Par Jean Mapou
PORT-AU-PRINCE.— Plusieurs mois après l’installation de la commission de restructuration de la Radio Télévision Nationale d’Haïti (RTNH), les travaux annoncés ont bel et bien abouti à la rédaction d’un rapport final. Cependant, aucune décision institutionnelle n’a encore été rendue publique concernant la mise en œuvre des recommandations, relançant le débat sur le suivi des réformes au sein de l’administration publique.
Le document, dont nous avons pris connaissance, a été transmis aux autorités de tutelle conformément aux procédures. Ce constat confirme une continuité avec une précédente publication consacrée à la création de la commission et aux attentes placées dans ses travaux, après plusieurs années de critiques sur le fonctionnement et la gouvernance du média public.
Le rapport analyse en profondeur la RTNH dans ses dimensions administrative, financière, organisationnelle et éditoriale. Il met en lumière une structure interne jugée fragile, des charges opérationnelles élevées ainsi qu’un déficit de vision stratégique claire pour un média d’État censé jouer un rôle central dans le paysage audiovisuel national.
Les commissaires formulent une série de recommandations portant notamment sur la gouvernance et la modernisation institutionnelle, la rationalisation financière, la redéfinition de la mission de service public, le repositionnement éditorial à l’échelle nationale.
L’objectif affiché est de permettre à la RTNH de devenir un média public moderne, performant et capable de remplir efficacement sa fonction de service public de l’information.
Malgré la remise formelle du rapport, les autorités n’ont communiqué aucun calendrier, ni annoncé de mesures concrètes quant à l’adoption ou à l’application des recommandations.
«Le travail a été soumis dans les délais établis», a confiè in membre de la commission, précisqnt qu’aucune position officielle n’a été rendue publique par les instances concernées. Cette absence de communication entretient l’incertitude quant à la suite du processus, alors même que la question de l’avenir du média public fait débat depuis plusieurs années.
Ce cas rappelle une pratique institutionnelle fréquente en Haïti: la multiplication de commissions techniques ou administratives dont les conclusions ne débouchent pas systématiquement sur des actions concrètes. Dans un contexte marqué par la crise institutionnelle, la rareté des ressources et l’instabilité des priorités politiques, la question de l’efficacité de ces dispositifs est de plus en plus posée.

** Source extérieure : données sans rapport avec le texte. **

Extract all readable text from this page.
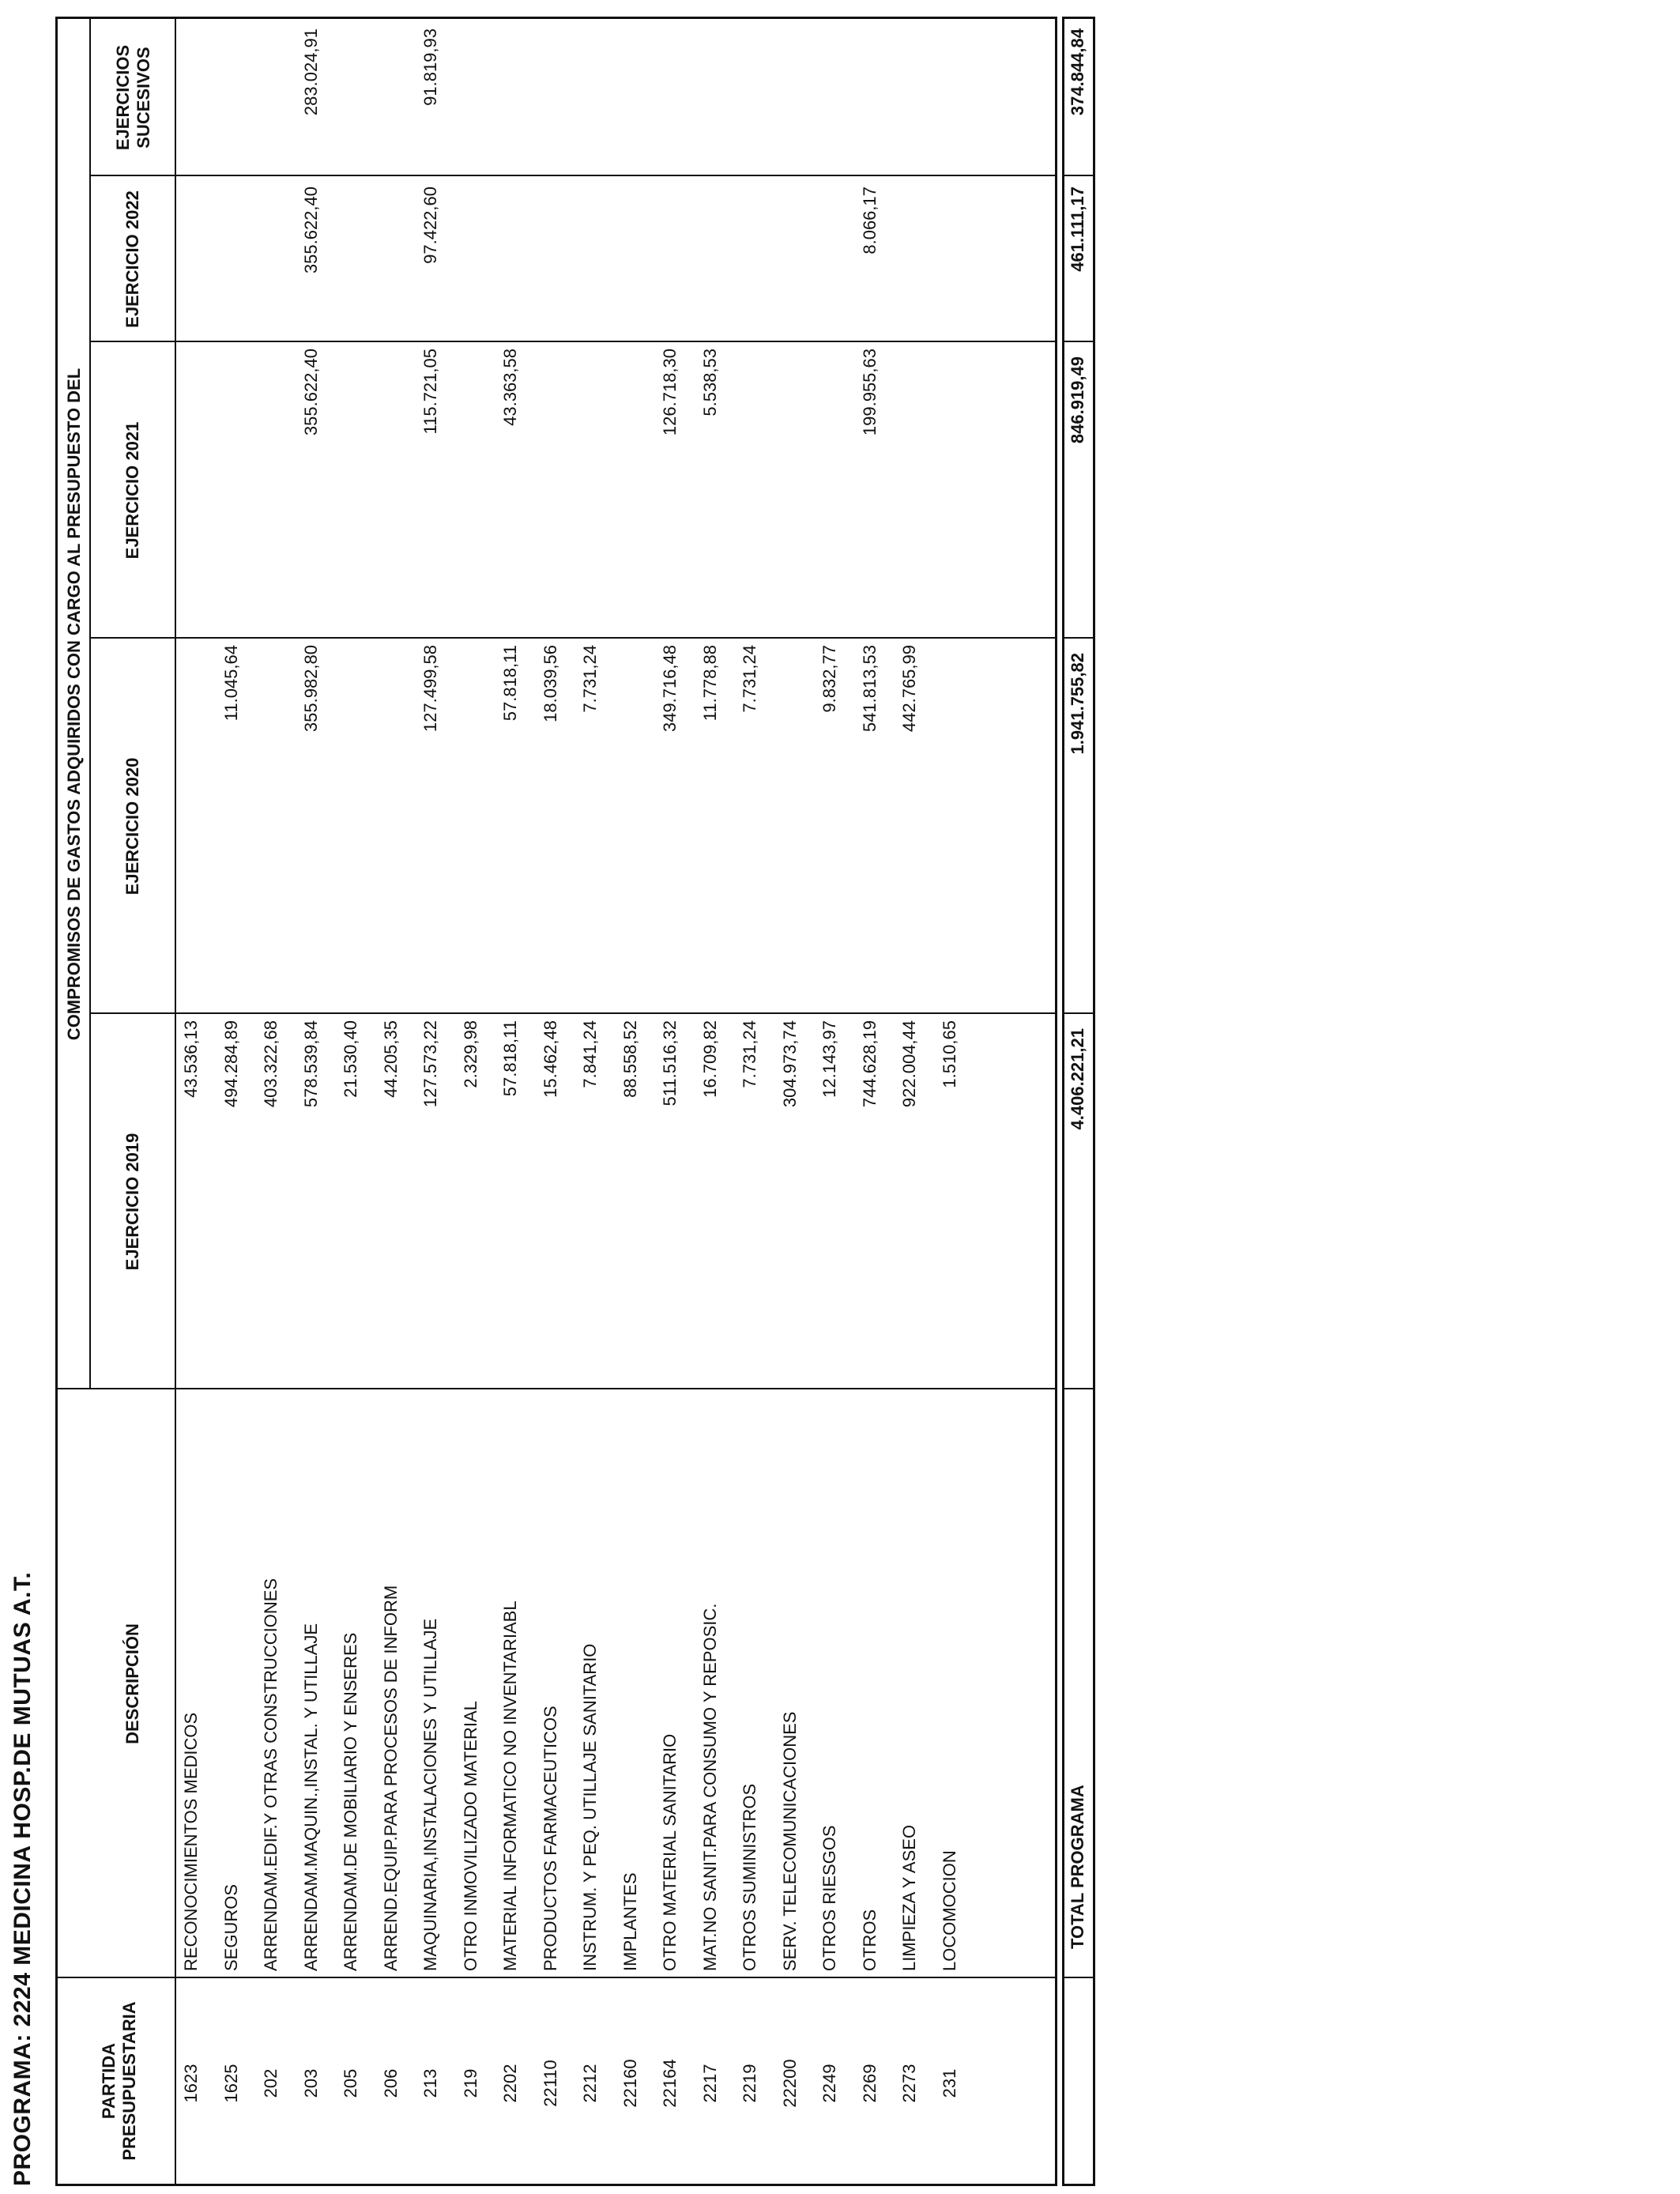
PROGRAMA: 2224 MEDICINA HOSP.DE MUTUAS A.T.	PARTIDA PRESUPUESTARIA
DESCRIPCIÓN
COMPROMISOS DE GASTOS ADQUIRIDOS CON CARGO AL PRESUPUESTO DEL
EJERCICIO 2019
EJERCICIO 2020
EJERCICIO 2021
EJERCICIO 2022
EJERCICIOS SUCESIVOS
1623
RECONOCIMIENTOS MEDICOS
43.536,13
1625
SEGUROS
494.284,89
11.045,64
202
ARRENDAM.EDIF.Y OTRAS CONSTRUCCIONES
403.322,68
203
ARRENDAM.MAQUIN.,INSTAL. Y UTILLAJE
578.539,84
355.982,80
355.622,40
355.622,40
283.024,91
205
ARRENDAM.DE MOBILIARIO Y ENSERES
21.530,40
206
ARREND.EQUIP.PARA PROCESOS DE INFORM
44.205,35
213
MAQUINARIA,INSTALACIONES Y UTILLAJE
127.573,22
127.499,58
115.721,05
97.422,60
91.819,93
219
OTRO INMOVILIZADO MATERIAL
2.329,98
2202
MATERIAL INFORMATICO NO INVENTARIABL
57.818,11
57.818,11
43.363,58
22110
PRODUCTOS FARMACEUTICOS
15.462,48
18.039,56
2212
INSTRUM. Y PEQ. UTILLAJE SANITARIO
7.841,24
7.731,24
22160
IMPLANTES
88.558,52
22164
OTRO MATERIAL SANITARIO
511.516,32
349.716,48
126.718,30
2217
MAT.NO SANIT.PARA CONSUMO Y REPOSIC.
16.709,82
11.778,88
5.538,53
2219
OTROS SUMINISTROS
7.731,24
7.731,24
22200
SERV. TELECOMUNICACIONES
304.973,74
2249
OTROS RIESGOS
12.143,97
9.832,77
2269
OTROS
744.628,19
541.813,53
199.955,63
8.066,17
2273
LIMPIEZA Y ASEO
922.004,44
442.765,99
231
LOCOMOCION
1.510,65
TOTAL PROGRAMA
4.406.221,21
1.941.755,82
846.919,49
461.111,17
374.844,84
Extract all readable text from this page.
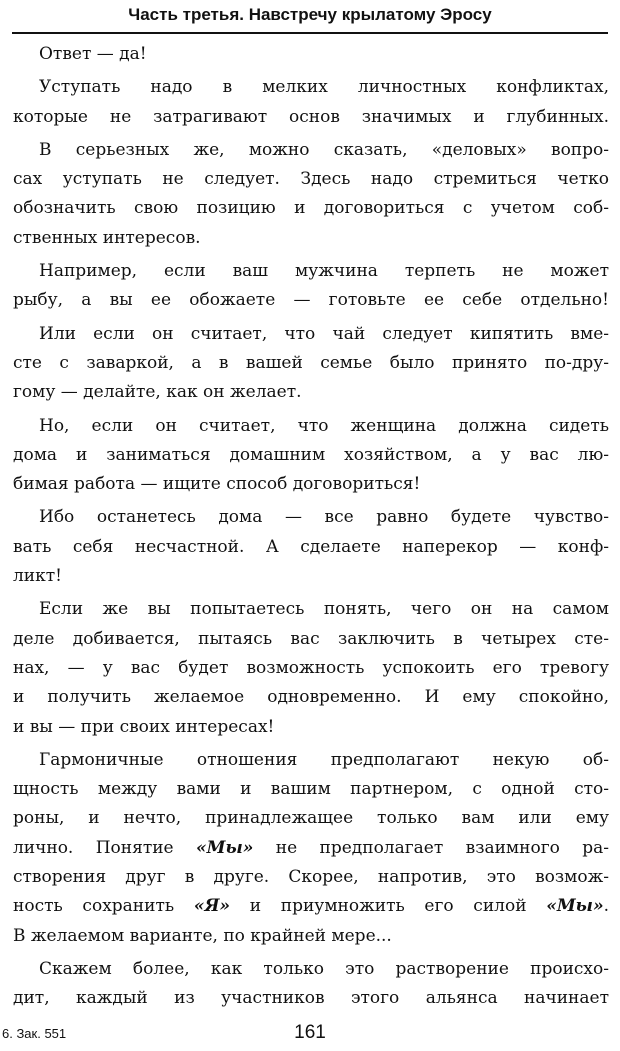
Часть третья. Навстречу крылатому Эросу

Ответ — да!

Уступать надо в мелких личностных конфликтах,
которые не затрагивают основ значимых и глубинных.

В серьезных же, можно сказать, «деловых» вопро-
сах уступать не следует. Здесь надо стремиться четко
обозначить свою позицию и договориться с учетом соб-
ственных интересов.

Например, если ваш мужчина терпеть не может
рыбу, а вы ее обожаете — готовьте ее себе отдельно!

Или если он считает, что чай следует кипятить вме-
сте с заваркой, а в вашей семье было принято по-дру-
гому — делайте, как он желает.

Но, если он считает, что женщина должна сидеть
дома и заниматься домашним хозяйством, а у вас лю-
бимая работа — ищите способ договориться!

Ибо останетесь дома — все равно будете чувство-
вать себя несчастной. А сделаете наперекор — конф-
ликт!

Если же вы попытаетесь понять, чего он на самом
деле добивается, пытаясь вас заключить в четырех сте-
нах, — у вас будет возможность успокоить его тревогу
и получить желаемое одновременно. И ему спокойно,
и вы — при своих интересах!

Гармоничные отношения предполагают некую об-
щность между вами и вашим партнером, с одной сто-
роны, и нечто, принадлежащее только вам или ему
лично. Понятие «Мы» не предполагает взаимного ра-
створения друг в друге. Скорее, напротив, это возмож-
ность сохранить «Я» и приумножить его силой «Мы».
В желаемом варианте, по крайней мере...

Скажем более, как только это растворение происхо-
дит, каждый из участников этого альянса начинает

6. Зак. 551	161
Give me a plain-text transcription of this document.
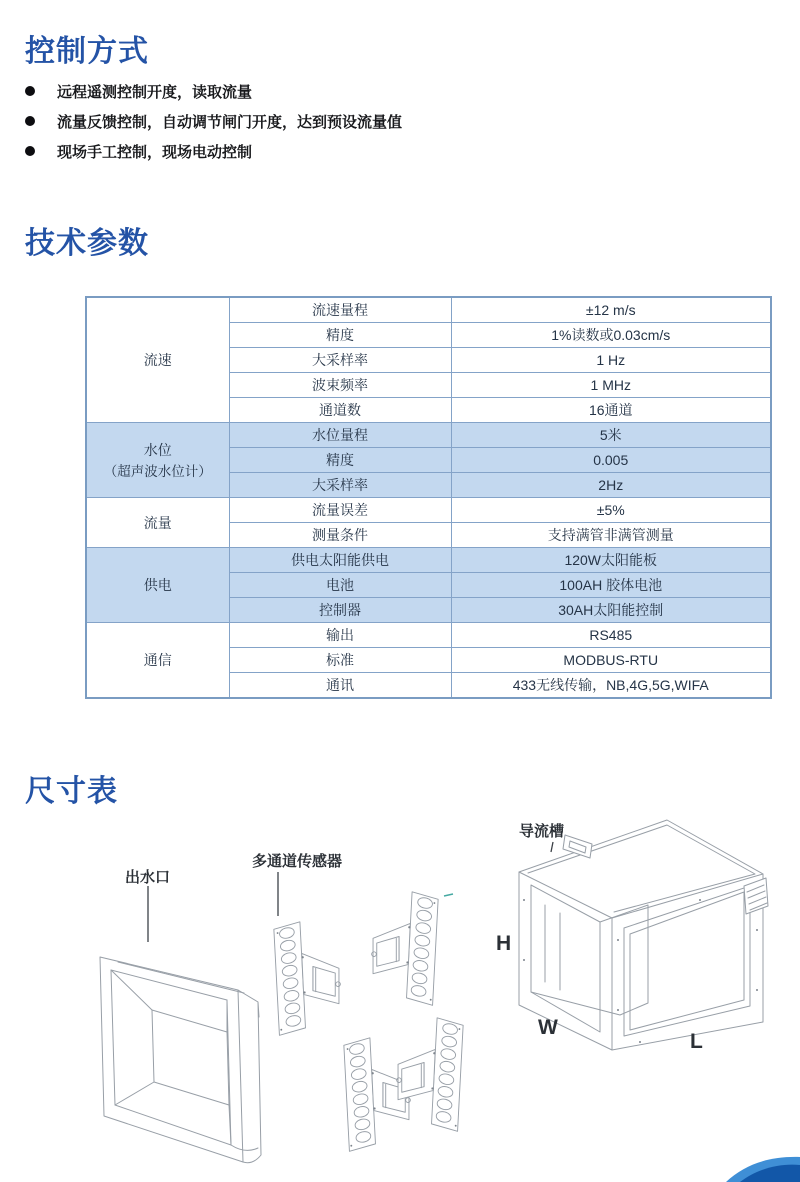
控制方式
远程遥测控制开度，读取流量
流量反馈控制，自动调节闸门开度，达到预设流量值
现场手工控制，现场电动控制
技术参数
流速	流速量程	±12 m/s
	精度	1%读数或0.03cm/s
	大采样率	1 Hz
	波束频率	1 MHz
	通道数	16通道

水位
（超声波水位计）	水位量程	5米
	精度	0.005
	大采样率	2Hz

流量	流量误差	±5%
	测量条件	支持满管非满管测量

供电	供电太阳能供电	120W太阳能板
	电池	100AH 胶体电池
	控制器	30AH太阳能控制

通信	输出	RS485
	标准	MODBUS-RTU
	通讯	433无线传输，NB,4G,5G,WIFA
尺寸表
出水口
多通道传感器
导流槽
H
W
L
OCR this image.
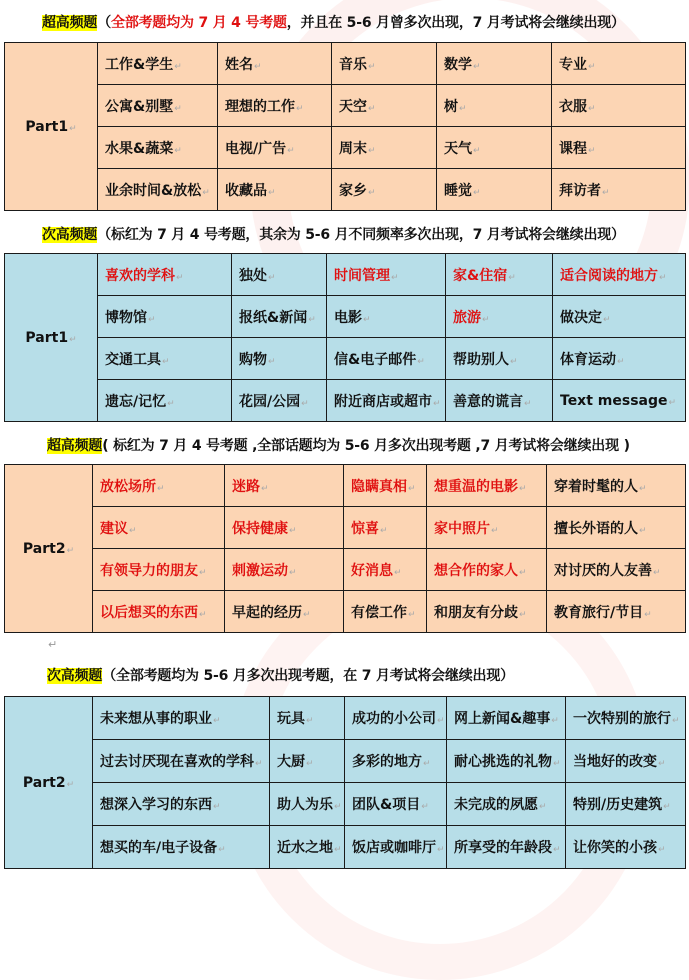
超高频题（全部考题均为 7 月 4 号考题，并且在 5-6 月曾多次出现，7 月考试将会继续出现）
Part1 ↵	工作&学生 ↵	姓名 ↵	音乐 ↵	数学 ↵	专业 ↵
	公寓&别墅 ↵	理想的工作 ↵	天空 ↵	树 ↵	衣服 ↵
	水果&蔬菜 ↵	电视/广告 ↵	周末 ↵	天气 ↵	课程 ↵
	业余时间&放松 ↵	收藏品 ↵	家乡 ↵	睡觉 ↵	拜访者 ↵
次高频题（标红为 7 月 4 号考题，其余为 5-6 月不同频率多次出现，7 月考试将会继续出现）
Part1 ↵	喜欢的学科 ↵	独处 ↵	时间管理 ↵	家&住宿 ↵	适合阅读的地方 ↵
	博物馆 ↵	报纸&新闻 ↵	电影 ↵	旅游 ↵	做决定 ↵
	交通工具 ↵	购物 ↵	信&电子邮件 ↵	帮助别人 ↵	体育运动 ↵
	遗忘/记忆 ↵	花园/公园 ↵	附近商店或超市 ↵	善意的谎言 ↵	Text message ↵
超高频题( 标红为 7 月 4 号考题 ,全部话题均为 5-6 月多次出现考题 ,7 月考试将会继续出现 )
Part2 ↵	放松场所 ↵	迷路 ↵	隐瞒真相 ↵	想重温的电影 ↵	穿着时髦的人 ↵
	建议 ↵	保持健康 ↵	惊喜 ↵	家中照片 ↵	擅长外语的人 ↵
	有领导力的朋友 ↵	刺激运动 ↵	好消息 ↵	想合作的家人 ↵	对讨厌的人友善 ↵
	以后想买的东西 ↵	早起的经历 ↵	有偿工作 ↵	和朋友有分歧 ↵	教育旅行/节目 ↵
↵
次高频题（全部考题均为 5-6 月多次出现考题，在 7 月考试将会继续出现）
Part2 ↵	未来想从事的职业 ↵	玩具 ↵	成功的小公司 ↵	网上新闻&趣事 ↵	一次特别的旅行 ↵
	过去讨厌现在喜欢的学科 ↵	大厨 ↵	多彩的地方 ↵	耐心挑选的礼物 ↵	当地好的改变 ↵
	想深入学习的东西 ↵	助人为乐 ↵	团队&项目 ↵	未完成的夙愿 ↵	特别/历史建筑 ↵
	想买的车/电子设备 ↵	近水之地 ↵	饭店或咖啡厅 ↵	所享受的年龄段 ↵	让你笑的小孩 ↵
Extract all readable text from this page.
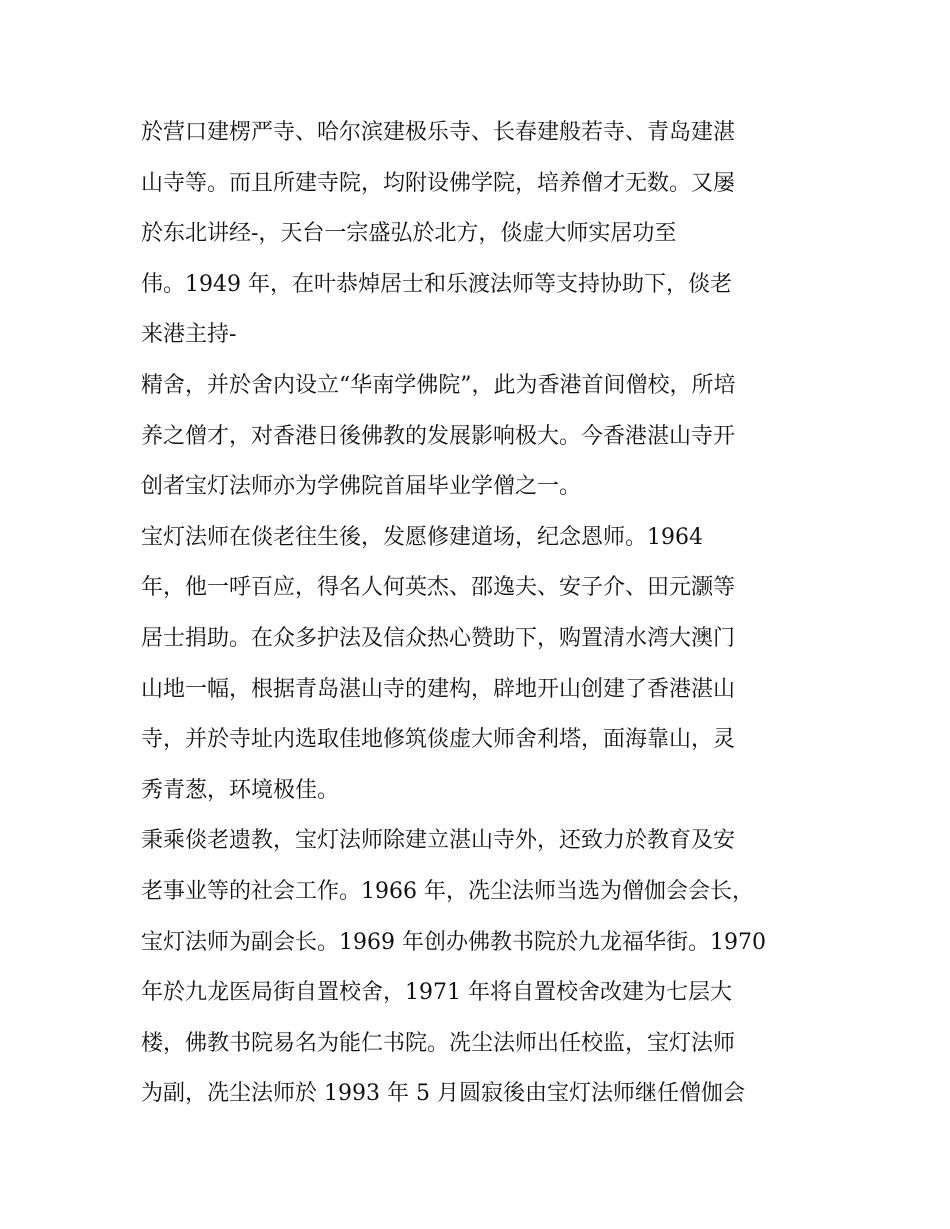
於营口建楞严寺、哈尔滨建极乐寺、长春建般若寺、青岛建湛
山寺等。而且所建寺院，均附设佛学院，培养僧才无数。又屡
於东北讲经-，天台一宗盛弘於北方，倓虚大师实居功至
伟。1949 年，在叶恭焯居士和乐渡法师等支持协助下，倓老
来港主持-
精舍，并於舍内设立“华南学佛院”，此为香港首间僧校，所培
养之僧才，对香港日後佛教的发展影响极大。今香港湛山寺开
创者宝灯法师亦为学佛院首届毕业学僧之一。
宝灯法师在倓老往生後，发愿修建道场，纪念恩师。1964
年，他一呼百应，得名人何英杰、邵逸夫、安子介、田元灏等
居士捐助。在众多护法及信众热心赞助下，购置清水湾大澳门
山地一幅，根据青岛湛山寺的建构，辟地开山创建了香港湛山
寺，并於寺址内选取佳地修筑倓虚大师舍利塔，面海靠山，灵
秀青葱，环境极佳。
秉乘倓老遗教，宝灯法师除建立湛山寺外，还致力於教育及安
老事业等的社会工作。1966 年，冼尘法师当选为僧伽会会长，
宝灯法师为副会长。1969 年创办佛教书院於九龙福华街。1970
年於九龙医局街自置校舍，1971 年将自置校舍改建为七层大
楼，佛教书院易名为能仁书院。冼尘法师出任校监，宝灯法师
为副，冼尘法师於 1993 年 5 月圆寂後由宝灯法师继任僧伽会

La restructuration de la RTNH, acteur central mais fragilisé du paysage médiatique, est attendue par plusieurs secteurs, dont ceux des milieux professionnels de l’information et de la culture. Pour l’heure, le rapport existe, mais demeure sans traduction politique ni administrative.
L’avenir du dossier dépend désormais de la volonté des pouvoirs publics à transformer les recommandations techniques en décisions exécutoires. Faute de quoi, ce rapport pourrait, comme d’autres avant lui, rester lettre morte, sans effet réel sur les performances de l’institution.